Halve the budget for Latin-script languages (excluding English).
Fine-Tuning:
The image encoder is unfrozen and fine-tuned to optimize performance.
Results
Baseline Models:
Models without pre-training or OCR training:
Perform well on English and Latin-script languages.
Fail on non-Latin scripts, with performance near random.
Impact of Pre-Training:
Adding the pre-training step improves multilingual performance compared to models trained only via instruction-tuning.
Likely due to image-text pairs in the pre-training data explicitly linking captions and text in images.
Effect of Synthetic Data:
English-Only OCR (100% English):
Substantially improves performance across all languages, even for non-Latin scripts.
Multilingual OCR Data:
Further enhances performance across scripts.
Does not degrade English performance, even when English constitutes only 1% of the training data.

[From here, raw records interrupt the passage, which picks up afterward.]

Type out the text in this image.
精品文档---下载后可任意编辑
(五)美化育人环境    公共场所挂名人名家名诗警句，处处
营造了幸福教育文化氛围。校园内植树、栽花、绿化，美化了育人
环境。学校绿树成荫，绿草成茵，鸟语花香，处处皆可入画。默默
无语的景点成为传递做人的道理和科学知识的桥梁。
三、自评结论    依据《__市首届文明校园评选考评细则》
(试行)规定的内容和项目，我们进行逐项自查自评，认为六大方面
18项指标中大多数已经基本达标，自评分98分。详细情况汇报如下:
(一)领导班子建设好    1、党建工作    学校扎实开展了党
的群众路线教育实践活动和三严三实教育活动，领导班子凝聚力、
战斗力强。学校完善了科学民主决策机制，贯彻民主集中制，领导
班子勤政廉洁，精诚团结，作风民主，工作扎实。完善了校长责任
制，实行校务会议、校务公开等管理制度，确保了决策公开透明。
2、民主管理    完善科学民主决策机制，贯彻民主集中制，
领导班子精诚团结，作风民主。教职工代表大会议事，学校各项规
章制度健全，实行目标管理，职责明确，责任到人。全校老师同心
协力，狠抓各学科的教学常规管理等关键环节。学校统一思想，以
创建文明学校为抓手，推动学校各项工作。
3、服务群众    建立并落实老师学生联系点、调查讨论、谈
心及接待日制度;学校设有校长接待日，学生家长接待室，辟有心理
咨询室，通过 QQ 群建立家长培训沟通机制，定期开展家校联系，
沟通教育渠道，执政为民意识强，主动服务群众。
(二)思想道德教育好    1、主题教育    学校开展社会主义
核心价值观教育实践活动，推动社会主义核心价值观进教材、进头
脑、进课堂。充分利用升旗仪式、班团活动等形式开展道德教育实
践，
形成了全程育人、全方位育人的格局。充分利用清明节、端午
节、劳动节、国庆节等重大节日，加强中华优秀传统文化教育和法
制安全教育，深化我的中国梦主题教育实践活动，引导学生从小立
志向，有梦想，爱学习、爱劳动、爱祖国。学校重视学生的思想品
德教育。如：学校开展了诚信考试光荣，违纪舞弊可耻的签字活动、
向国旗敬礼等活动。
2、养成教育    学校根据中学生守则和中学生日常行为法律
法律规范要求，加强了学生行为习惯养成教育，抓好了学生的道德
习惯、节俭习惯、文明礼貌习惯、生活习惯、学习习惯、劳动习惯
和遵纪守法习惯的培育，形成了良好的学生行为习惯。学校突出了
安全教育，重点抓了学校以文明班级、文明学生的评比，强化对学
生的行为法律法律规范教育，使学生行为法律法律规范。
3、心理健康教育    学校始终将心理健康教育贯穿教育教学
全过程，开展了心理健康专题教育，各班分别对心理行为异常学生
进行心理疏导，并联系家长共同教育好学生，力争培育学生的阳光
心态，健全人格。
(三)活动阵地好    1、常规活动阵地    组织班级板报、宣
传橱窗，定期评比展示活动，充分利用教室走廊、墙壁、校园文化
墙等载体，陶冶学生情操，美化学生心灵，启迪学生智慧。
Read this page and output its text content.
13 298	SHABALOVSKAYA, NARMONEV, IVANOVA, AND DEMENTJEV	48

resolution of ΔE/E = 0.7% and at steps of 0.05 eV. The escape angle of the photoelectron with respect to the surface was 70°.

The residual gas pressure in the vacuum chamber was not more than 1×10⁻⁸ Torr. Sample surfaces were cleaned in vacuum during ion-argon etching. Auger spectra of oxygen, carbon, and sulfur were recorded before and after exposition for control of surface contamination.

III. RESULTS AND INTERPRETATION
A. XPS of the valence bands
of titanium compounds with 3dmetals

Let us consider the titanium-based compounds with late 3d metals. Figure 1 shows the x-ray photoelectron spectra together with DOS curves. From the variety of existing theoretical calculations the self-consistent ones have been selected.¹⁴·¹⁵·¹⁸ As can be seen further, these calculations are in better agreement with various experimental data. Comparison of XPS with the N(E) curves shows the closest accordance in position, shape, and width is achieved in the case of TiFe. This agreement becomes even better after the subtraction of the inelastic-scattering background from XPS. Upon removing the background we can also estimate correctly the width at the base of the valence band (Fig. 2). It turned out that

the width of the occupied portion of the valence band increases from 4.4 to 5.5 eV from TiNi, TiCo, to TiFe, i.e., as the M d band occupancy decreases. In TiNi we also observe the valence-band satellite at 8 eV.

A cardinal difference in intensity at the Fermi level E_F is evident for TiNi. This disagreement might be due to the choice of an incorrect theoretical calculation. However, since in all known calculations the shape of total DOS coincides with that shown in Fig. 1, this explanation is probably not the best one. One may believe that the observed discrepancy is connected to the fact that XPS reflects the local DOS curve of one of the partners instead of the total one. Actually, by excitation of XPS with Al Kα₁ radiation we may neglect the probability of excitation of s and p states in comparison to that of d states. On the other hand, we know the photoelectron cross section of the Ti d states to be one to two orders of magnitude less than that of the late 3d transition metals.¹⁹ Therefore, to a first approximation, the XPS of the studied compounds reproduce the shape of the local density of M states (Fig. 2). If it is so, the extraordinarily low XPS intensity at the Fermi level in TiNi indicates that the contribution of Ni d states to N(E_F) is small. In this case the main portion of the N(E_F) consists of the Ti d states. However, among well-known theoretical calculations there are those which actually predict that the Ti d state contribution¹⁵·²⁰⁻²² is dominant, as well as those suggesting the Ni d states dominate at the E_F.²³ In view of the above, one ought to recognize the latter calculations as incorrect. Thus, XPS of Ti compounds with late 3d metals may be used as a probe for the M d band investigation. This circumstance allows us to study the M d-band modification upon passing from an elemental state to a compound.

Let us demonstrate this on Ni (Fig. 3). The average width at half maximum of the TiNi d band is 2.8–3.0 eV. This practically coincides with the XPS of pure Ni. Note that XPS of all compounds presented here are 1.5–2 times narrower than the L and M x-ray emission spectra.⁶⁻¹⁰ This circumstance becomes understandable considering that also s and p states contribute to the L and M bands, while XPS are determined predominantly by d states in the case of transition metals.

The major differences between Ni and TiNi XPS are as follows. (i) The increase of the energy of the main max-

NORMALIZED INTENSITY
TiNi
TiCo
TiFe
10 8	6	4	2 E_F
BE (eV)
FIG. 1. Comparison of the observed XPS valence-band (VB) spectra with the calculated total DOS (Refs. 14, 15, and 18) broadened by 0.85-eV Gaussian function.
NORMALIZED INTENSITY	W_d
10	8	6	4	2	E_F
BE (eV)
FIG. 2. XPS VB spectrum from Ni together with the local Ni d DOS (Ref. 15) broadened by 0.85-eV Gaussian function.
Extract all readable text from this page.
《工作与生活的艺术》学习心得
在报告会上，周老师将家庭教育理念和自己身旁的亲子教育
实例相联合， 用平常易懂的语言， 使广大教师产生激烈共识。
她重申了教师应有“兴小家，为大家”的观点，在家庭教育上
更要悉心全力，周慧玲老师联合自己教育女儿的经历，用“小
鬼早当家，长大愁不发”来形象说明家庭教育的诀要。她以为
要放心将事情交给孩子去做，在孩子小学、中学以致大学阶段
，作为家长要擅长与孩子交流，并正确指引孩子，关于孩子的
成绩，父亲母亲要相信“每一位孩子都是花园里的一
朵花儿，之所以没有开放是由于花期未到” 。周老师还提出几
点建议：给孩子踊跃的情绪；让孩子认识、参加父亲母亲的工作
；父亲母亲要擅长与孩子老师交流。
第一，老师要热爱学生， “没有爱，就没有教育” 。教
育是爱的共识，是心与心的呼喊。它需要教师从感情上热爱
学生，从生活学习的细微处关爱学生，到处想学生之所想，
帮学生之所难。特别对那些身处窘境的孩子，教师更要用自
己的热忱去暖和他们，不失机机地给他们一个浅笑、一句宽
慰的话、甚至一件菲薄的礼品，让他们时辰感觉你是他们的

Critical Role of Fine-Tuning:
Unfreezing and training the image encoder is essential for optimal performance across all languages and scripts.
Latin-Down Setup:
Skewing the training budget towards non-Latin scripts reduces the gap slightly.
However, the gap between Latin and non-Latin scripts remains significant.
Hypothesis: Much larger volumes of text-in-image training data for non-Latin scripts are necessary to achieve parity.
Key Findings
Scalability of Multilinguality:
The "curse of multilinguality" (trade-offs from including more languages) is largely absent.
Training with up to 100 languages significantly improves performance for newly added languages without degrading prior language performance.
Language Exposure vs. Data Share:
Language exposure is more important than allocating large proportions of training data to each language.
Including 25–50% multilingual data is optimal for most scenarios; beyond this, performance may saturate or degrade.
Text-in-Image Challenges:
Adding synthetic OCR data boosts performance for Latin-script languages but shows limited benefits for other scripts.
Practical Implementation:
Trained Centurio, a 100-language LVLM, using the findings to optimize data distribution across languages during training.
Centurio achieves state-of-the-art performance across 14 tasks and 56 languages, particularly excelling in low-resource languages compared to popular LVLMs like Qwen2-VL and InternVL 2.5.